The _flushReshardingStateChange command doesn't attempt to join with any earlier running shard version refreshes. It was believed for this to be safe due to shard version refreshes not being possible while the critical section is held. However, it is possible for an earlier _flushReshardingStateChange command that had been interrupted by stepdown to have called CollectionShardingRuntime::setShardVersionRecoverRefreshFuture() and for the RecoverRefreshThread to not yet have finished running the shard version refresh where the RecoverRefreshThread would have called CollectionShardingRuntime::resetShardVersionRecoverRefreshFuture().
This leads the _flushReshardingStateChange command to hit this invariant in CollectionShardingRuntime::setShardVersionRecoverRefreshFuture().
Proposed solution: Rather than attempting to make the _flushReshardingStateChange command attempt to join with a shard version refresh triggered by any earlier instances of the command, we could instead introduce a new _shardsvrCommitReshardCollection command analogous to the _shardsvrAbortReshardCollection command introduced in
SERVER-56638. The _shardsvrCommitReshardCollection would
- Call _coordinatorHasDecisionPersisted.emplaceValue().
- Wait on DonorStateMachine::getCompletionFuture() and RecipientStateMachine::getCompletionFuture().
- Wait for the latest optime to become majority-committed.

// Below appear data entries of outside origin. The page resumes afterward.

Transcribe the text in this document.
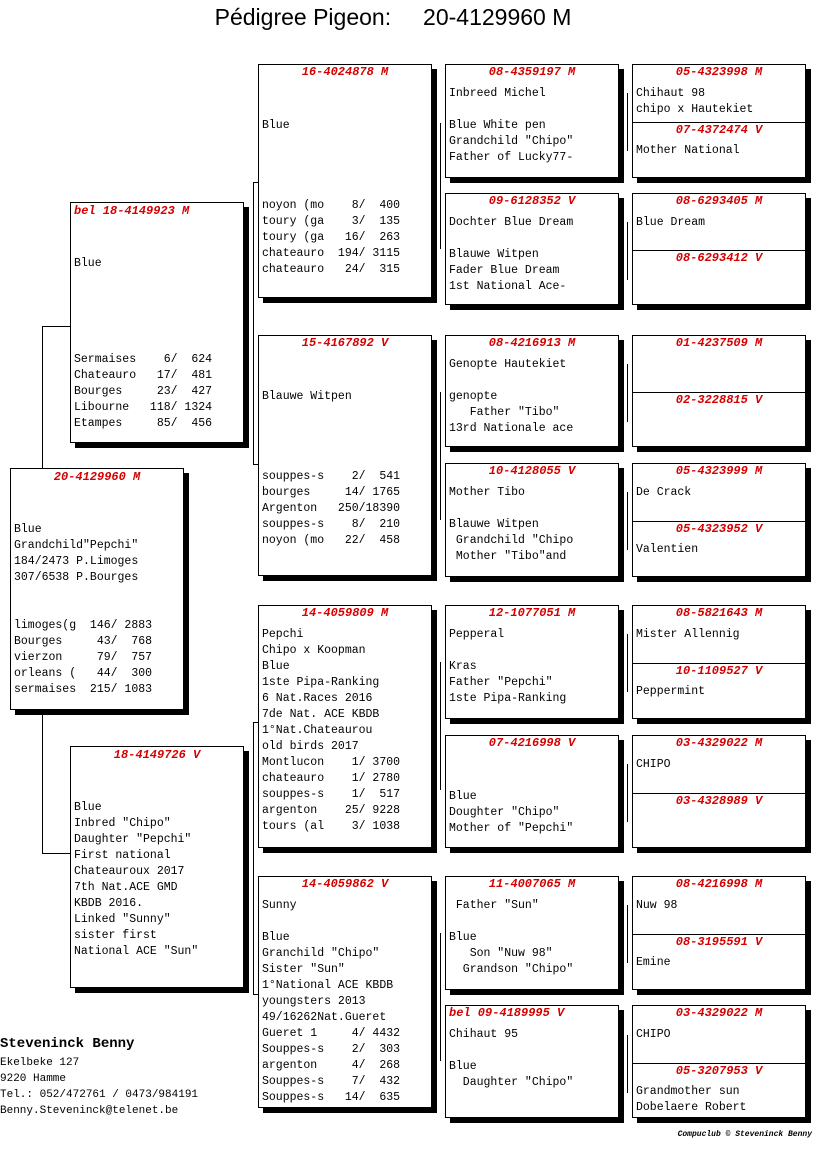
Pédigree Pigeon:     20-4129960 M
20-4129960 M
Blue
Grandchild"Pepchi"
184/2473 P.Limoges
307/6538 P.Bourges

limoges(g  146/ 2883
Bourges     43/  768
vierzon     79/  757
orleans (   44/  300
sermaises  215/ 1083
bel 18-4149923 M
Blue

Sermaises    6/  624
Chateauro   17/  481
Bourges     23/  427
Libourne   118/ 1324
Etampes     85/  456
18-4149726 V

Blue
Inbred "Chipo"
Daughter "Pepchi"
First national
Chateauroux 2017
7th Nat.ACE GMD
KBDB 2016.
Linked "Sunny"
sister first
National ACE "Sun"
16-4024878 M

Blue

noyon (mo    8/  400
toury (ga    3/  135
toury (ga   16/  263
chateauro  194/ 3115
chateauro   24/  315
15-4167892 V

Blauwe Witpen

souppes-s    2/  541
bourges     14/ 1765
Argenton   250/18390
souppes-s    8/  210
noyon (mo   22/  458
14-4059809 M
Pepchi
Chipo x Koopman
Blue
1ste Pipa-Ranking
6 Nat.Races 2016
7de Nat. ACE KBDB
1°Nat.Chateaurou
old birds 2017
Montlucon    1/ 3700
chateauro    1/ 2780
souppes-s    1/  517
argenton    25/ 9228
tours (al    3/ 1038
14-4059862 V
Sunny

Blue
Granchild "Chipo"
Sister "Sun"
1°National ACE KBDB
youngsters 2013
49/16262Nat.Gueret
Gueret 1     4/ 4432
Souppes-s    2/  303
argenton     4/  268
Souppes-s    7/  432
Souppes-s   14/  635
08-4359197 M
Inbreed Michel

Blue White pen
Grandchild "Chipo"
Father of Lucky77-
09-6128352 V
Dochter Blue Dream

Blauwe Witpen
Fader Blue Dream
1st National Ace-
08-4216913 M
Genopte Hautekiet

genopte
Father "Tibo"
13rd Nationale ace
10-4128055 V
Mother Tibo

Blauwe Witpen
Grandchild "Chipo
Mother "Tibo"and
12-1077051 M
Pepperal

Kras
Father "Pepchi"
1ste Pipa-Ranking
07-4216998 V

Blue
Doughter "Chipo"
Mother of "Pepchi"
11-4007065 M
Father "Sun"

Blue
Son "Nuw 98"
Grandson "Chipo"
bel 09-4189995 V
Chihaut 95

Blue
Daughter "Chipo"
05-4323998 M
Chihaut 98
chipo x Hautekiet
07-4372474 V
Mother National
08-6293405 M
Blue Dream
08-6293412 V
01-4237509 M
02-3228815 V
05-4323999 M
De Crack
05-4323952 V
Valentien
08-5821643 M
Mister Allennig
10-1109527 V
Peppermint
03-4329022 M
CHIPO
03-4328989 V
08-4216998 M
Nuw 98
08-3195591 V
Emine
03-4329022 M
CHIPO
05-3207953 V
Grandmother sun
Dobelaere Robert
Steveninck Benny
Ekelbeke 127
9220 Hamme
Tel.: 052/472761 / 0473/984191
Benny.Steveninck@telenet.be
Compuclub © Steveninck Benny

With the proposed _shardsvrCommitReshardCollection command, DonorStateMachine and RecipientStateMachine would additionally need to be changed to call CollectionShardingRuntime::clearFilteringMetadata() prior to releasing the critical section. This is needed to guarantee that a stale mongos cannot get a response of "no documents" after the donor shard has dropped the original collection and would instead be told to refresh its shard version. DonorStateMachine and RecipientStateMachine should additionally call onShardVersionMismatch() after releasing the critical section to eagerly refresh their shard version and learn of the new collection epoch before the first operation for the namespace being resharded comes in.